The U.S. Food and Drug Administration Monday approved Diclegis, a drug used to treat pregnant women for morning sickness, making it the only FDA-approved drug to treat the pregnancy-related symptoms of nausea and vomiting.
That's quite a turnaround for a drug that was yanked off the market 30 years ago after women filed hundreds of lawsuits claiming the pill caused birth defects.
Gilbert Godin, chief executive officer of Duchesnay USA, the drug's maker, said the safety fears were unfounded and in the intervening decades, Diclegis (doxylamine succinate and pyridoxine hydrochloride) became one of the most-tested pregnancy drugs in history. Godin noted that it had received the FDA's Pregnancy Category A status, which is reserved for pharmaceuticals that have failed to show risk to the fetus during well-controlled human trials.
"Contraindications to the mother are also modest. The main side effect is drowsiness," he said.
While all drugs carry at least some safety risk, Dr. Jennifer Ashton, ABC News senior medical contributor and a practicing ob-gyn, said she believed Diclegis was safe.
"Both pregnant women and their health care providers are always cautious when using any drug during pregnancy because of the potential harm to the fetus. There are no 100 percent guarantees, but a rating of Pregnancy Category A is the safest level we have in our therapeutic arsenal," she said.
Dr. Keith Eddelman, the director of obstetrics at the Mount Sinai Medical Center in New York City, agreed. He said the drug should never have been taken off the market in the first place.
"It is not a controversial drug, and the data is very convincing. ... This new FDA medication is a great option for pregnant women suffering from morning sickness," he said.
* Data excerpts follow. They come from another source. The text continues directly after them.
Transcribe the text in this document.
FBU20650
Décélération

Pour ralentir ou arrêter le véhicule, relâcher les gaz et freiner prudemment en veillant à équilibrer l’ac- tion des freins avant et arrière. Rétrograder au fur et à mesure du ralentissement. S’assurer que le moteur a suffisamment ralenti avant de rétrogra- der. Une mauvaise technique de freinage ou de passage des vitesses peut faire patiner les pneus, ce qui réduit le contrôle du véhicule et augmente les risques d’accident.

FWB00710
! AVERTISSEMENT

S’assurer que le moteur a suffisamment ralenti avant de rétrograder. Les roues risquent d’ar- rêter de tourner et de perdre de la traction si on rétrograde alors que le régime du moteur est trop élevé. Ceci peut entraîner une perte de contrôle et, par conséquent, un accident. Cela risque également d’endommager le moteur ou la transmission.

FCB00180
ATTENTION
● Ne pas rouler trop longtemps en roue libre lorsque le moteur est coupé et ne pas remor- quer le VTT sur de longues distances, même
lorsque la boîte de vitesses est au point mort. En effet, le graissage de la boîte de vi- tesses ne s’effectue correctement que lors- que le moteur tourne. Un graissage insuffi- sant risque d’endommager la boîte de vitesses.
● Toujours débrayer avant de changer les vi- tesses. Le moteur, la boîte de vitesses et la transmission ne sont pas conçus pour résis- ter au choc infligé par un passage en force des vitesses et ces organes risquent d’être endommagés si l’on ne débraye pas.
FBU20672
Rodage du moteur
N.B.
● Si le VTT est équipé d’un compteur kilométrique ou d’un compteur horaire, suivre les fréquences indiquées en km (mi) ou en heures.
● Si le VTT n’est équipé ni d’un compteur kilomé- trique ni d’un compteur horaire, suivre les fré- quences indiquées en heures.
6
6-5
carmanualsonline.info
Eddelman added that Zofran, a drug approved for nausea in cancer patients, was widely used by pregnant women and that both medications were similarly safe.
Monday's FDA decision means the pill, originally called Bendectin and currently sold in Canada under the name Diclectin, would return to U.S. pharmacies in June in a new version.
Bendectin began selling in 1956. An estimated 33 million women worldwide were prescribed the drug. Once the lawsuits began, Merrell Dow, the original distributor, found the cost of defending the drug prohibitive and discontinued it in 1983. Studies eventually concluded that Bendectin didn't increase the baseline risk for birth defects, which is one in 33 babies, according to the Centers for Disease Control and Prevention.
Part of the reason for the hysteria surrounding Diclegis was what previously happened with thalidomide, a drug marketed as a sleeping pill safe even for pregnant women. Thalidomide was found to cause birth defects and before its removal from the marketplace in 1962, thousands of mothers who took the drug had babies born with malformed limbs. After this horrific episode, women were quicker to blame medications taken during pregnancy for complications and birth defects.
Godin would not reveal pricing or sales information but said the company planned to market the drug to physicians, nurses and midwives who offer medical advice to pregnant women. The company also planned an educational campaign aimed at easing the worries of women taking the medication.